Amen Lucy, Amen's Ashore for the End is Full of Earnest Acoustics and Heartfelt Harmonies
Amen Lucy, Amen
Ashore for the End
If the mass-marketed folk-music revival had its moment in the past year or two with the success of bands like the Civil Wars, the Lone Bellow and, more than any other act, Mumford & Sons, it is fitting that such a style trickles down to St. Louis about eighteen months later. Call it cultural diffusion, call it zeitgeist, call it a Prairie Home Invasion: Earnest acoustic strumming and heartfelt harmonizing has fused pop-savvy energy with roots values in Amen Lucy, Amen.
The relatively new quintet recently released its first album Ashore for the End, with principals Zack Schwartz (guitar) and Stephen Lightle (mandolin) sharing songwriting and lead-singing duties evenly on this ten-track collection. Local showgoers will recognize Jenn Rudisill (violin) and Tawaine Noah (drums, backing vocals) from Union Tree Review, a band that recently released an EP and promptly broke up. Upright bassist Charles Clements rounds out the band, though on this home recording you're more likely to hear the trebley quaver of the strings than the low end.
Having two singers gives some range to the album, though the primacy of the vocal harmonies makes the personalities hard to discern.
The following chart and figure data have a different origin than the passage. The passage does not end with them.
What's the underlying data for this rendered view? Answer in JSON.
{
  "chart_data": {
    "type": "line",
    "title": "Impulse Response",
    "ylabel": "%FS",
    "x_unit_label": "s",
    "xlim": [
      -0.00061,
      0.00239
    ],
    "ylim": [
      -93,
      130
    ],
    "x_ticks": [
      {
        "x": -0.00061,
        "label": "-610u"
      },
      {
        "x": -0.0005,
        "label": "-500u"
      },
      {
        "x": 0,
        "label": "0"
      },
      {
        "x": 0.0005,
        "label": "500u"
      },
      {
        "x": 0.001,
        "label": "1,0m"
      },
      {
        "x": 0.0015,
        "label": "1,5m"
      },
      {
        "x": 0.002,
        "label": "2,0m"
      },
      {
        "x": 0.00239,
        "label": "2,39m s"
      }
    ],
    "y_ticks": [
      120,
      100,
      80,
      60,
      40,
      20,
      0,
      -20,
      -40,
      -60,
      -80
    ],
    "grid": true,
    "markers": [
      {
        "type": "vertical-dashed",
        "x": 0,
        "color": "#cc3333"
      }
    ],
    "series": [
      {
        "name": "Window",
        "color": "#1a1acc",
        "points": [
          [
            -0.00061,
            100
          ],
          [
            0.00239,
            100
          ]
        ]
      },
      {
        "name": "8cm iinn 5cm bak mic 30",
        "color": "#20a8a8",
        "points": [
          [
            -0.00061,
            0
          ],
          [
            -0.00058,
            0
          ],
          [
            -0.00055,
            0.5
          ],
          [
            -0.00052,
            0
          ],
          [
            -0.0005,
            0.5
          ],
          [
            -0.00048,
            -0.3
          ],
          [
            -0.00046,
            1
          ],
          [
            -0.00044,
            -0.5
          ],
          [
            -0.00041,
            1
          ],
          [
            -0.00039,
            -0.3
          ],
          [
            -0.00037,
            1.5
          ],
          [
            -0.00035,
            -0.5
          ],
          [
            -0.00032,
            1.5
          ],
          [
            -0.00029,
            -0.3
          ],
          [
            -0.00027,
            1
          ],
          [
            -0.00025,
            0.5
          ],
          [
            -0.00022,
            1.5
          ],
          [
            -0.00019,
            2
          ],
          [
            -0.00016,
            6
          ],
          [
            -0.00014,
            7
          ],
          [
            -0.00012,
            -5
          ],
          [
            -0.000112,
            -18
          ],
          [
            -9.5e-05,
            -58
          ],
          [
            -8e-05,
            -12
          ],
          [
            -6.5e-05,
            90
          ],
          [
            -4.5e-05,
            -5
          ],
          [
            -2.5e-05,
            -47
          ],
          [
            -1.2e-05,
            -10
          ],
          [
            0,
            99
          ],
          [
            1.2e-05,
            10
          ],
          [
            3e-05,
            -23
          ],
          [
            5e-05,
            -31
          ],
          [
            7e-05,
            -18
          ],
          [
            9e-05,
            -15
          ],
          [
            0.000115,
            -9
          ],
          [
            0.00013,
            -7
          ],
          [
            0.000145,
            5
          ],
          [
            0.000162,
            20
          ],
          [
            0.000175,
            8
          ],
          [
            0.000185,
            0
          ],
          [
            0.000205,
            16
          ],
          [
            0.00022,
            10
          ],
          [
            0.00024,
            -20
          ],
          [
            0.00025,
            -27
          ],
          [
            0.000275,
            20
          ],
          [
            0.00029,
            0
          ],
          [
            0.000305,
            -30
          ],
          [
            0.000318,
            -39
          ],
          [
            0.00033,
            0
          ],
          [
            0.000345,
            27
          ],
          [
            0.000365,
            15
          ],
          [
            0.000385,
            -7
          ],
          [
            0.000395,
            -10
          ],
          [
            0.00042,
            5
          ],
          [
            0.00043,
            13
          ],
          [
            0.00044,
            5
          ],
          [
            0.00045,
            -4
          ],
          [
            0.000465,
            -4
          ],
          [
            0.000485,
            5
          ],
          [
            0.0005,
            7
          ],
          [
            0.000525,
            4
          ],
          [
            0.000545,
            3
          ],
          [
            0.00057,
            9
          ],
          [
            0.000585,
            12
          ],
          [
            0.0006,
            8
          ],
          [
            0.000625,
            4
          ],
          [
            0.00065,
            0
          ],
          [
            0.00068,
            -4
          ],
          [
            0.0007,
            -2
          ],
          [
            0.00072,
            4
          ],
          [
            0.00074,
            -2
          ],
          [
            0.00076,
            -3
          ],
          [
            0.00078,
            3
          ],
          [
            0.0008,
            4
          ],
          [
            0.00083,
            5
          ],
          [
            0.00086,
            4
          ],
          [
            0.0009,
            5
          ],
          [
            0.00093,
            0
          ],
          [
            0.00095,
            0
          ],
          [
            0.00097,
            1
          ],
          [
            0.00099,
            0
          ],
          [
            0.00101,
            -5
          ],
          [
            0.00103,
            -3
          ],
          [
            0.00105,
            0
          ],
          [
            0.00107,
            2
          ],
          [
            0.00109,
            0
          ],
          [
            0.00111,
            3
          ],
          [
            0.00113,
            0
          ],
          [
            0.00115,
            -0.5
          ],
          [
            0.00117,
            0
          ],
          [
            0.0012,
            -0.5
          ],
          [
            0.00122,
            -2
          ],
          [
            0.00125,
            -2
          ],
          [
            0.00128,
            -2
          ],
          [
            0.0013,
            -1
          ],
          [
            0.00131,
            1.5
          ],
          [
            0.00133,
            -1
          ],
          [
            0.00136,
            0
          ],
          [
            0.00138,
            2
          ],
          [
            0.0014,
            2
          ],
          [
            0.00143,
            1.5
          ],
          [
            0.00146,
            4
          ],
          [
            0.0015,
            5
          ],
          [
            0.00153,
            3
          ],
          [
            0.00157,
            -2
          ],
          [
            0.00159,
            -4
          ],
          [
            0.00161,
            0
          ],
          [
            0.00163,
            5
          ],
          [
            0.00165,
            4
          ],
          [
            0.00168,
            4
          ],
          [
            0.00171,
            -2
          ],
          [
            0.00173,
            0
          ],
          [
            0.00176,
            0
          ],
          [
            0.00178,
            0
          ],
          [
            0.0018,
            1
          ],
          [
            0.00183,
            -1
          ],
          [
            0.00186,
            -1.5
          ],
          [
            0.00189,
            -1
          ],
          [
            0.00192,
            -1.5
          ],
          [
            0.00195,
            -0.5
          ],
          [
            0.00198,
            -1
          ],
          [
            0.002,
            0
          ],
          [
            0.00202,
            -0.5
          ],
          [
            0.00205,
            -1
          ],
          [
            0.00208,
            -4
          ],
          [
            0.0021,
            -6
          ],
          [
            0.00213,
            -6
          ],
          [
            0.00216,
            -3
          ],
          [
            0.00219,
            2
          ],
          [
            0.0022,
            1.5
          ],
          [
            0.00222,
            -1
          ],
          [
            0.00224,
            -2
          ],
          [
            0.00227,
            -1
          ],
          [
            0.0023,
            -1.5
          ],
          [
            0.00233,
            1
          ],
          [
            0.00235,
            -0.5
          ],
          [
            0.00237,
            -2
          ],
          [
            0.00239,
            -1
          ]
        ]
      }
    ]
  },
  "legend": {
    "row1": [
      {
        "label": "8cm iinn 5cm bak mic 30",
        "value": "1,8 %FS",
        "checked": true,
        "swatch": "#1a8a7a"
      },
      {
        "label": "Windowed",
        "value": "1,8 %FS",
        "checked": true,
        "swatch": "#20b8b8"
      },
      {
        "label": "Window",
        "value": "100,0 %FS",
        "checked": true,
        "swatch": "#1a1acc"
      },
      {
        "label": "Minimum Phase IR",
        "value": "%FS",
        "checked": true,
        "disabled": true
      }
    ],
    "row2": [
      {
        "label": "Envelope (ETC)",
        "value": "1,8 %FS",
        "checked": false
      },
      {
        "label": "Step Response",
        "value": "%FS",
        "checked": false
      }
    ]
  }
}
Lightle tends to deliver every song like it's his last, and while one can appreciate both his commitment and on-point pitch, the stridency of his tone doesn't allow for much nuance from song to song. Schwartz is a little more even-keeled, though on "The Water" he mimics his partner's urgency.
Likewise, the instrumentation of each song works on a frantic pulse, making it sometimes difficult to hear or appreciate the interplay of the musicians. Rudisill's violin tends to soar above the fracas -- her style is more suited to a conservatory than a hoedown -- and the little breakdown between her and Clements at the end of "World as Geography" is a welcome breather. But speeding trains aren't great at taking curves, and Ashore for the End seems so intent on racing to the finish line that the scenery gets a little blurry. (Schwartz's "Slow It Down" does take its own advice, and the ballad's tempo helps build drama and tension.)
But when it kicks in, as on the rousing closing number "I Will Swim," you feel the effect of everything Amen Lucy, Amen is aiming for: insistent strums, supportive group harmonies and a message of self-determination in the face of apocalypse. Lightle holds his final note and sends it to the heavens; he may be shaking his fist to an indifferent God, but he's doing it with a smile on his face.